The park has excellent biodiversity, containing marine, coastal, lake, estuarine, forest, wetland, savanna and grassland ecosystems, interwoven with all the Wildlife That goes with them – from sharks and crocodiles to eagles and rhinos. Also in iSimangaliso are Lake St Lucia, the largest body of inland water in South Africa, and Africa’s southernmost coral reefs.
The new naming and renaming fashion that has gripped our country can be rather confusing at times, with pre-colonial names generally superseding colonial ones and then there's the matter of some names changing every time a new map comes out (Umfolozi/uMfolozi/Mfolozi/Mfolosi/lmfolosi as one example).
So it might be that the current, new 'correct' name for the biggest natural lake in South Africa is Sibayi, rather than Sibaya. In any event, this Zululand lake is full of fish and hippos and crocodiles.

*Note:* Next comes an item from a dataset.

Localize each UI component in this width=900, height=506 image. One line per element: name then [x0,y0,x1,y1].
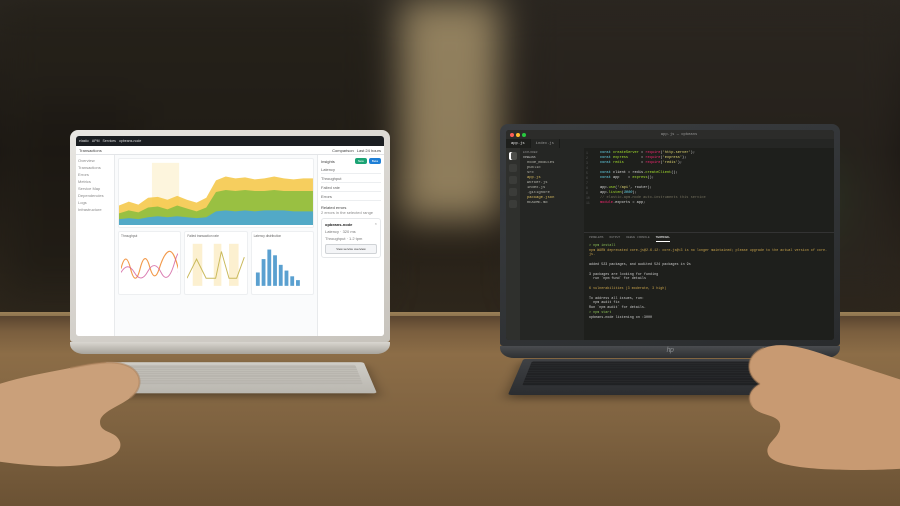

When the sun sets and the fish eagles and egrets fly over the water to roost on its edge in the dune-forest trees, and the hippos start bumping and 'yawning' at each other, the tableau etched in black and dark reds is one straight out of the Pleistocene era, before we traded our stones for computers and 4x4s. It's best seen from a canoe, after which you pull up on shore and the good people from the local lodge have set out a table with a makeshift bar.
Otherwise known as Kosi Lake, Lake Ku-Hlange is in fact one of a series of interconnected coastal lagoons best known for the stick fish traps that the local Tsonga people use to catch fish. The structures are quite ingenious, funnelling fish through a serious of water 'kraals' into large, witch-hat-shaped traps.
The traps are ecologically friendly, as not only do they allow smaller fish and other aquatic organisms to escape, but they are made from local wood and bound together with shredded leaves of the raffia palms that grow in the vicinity. The traps are passed down from father to son, as they have been for the 700-odd years that these Nguni people have lived in this economic backwater.
The lake is the northernmost extent of the iSimangaliso Wetland Park and the mouth lies just 3 km south of the Mozambican border.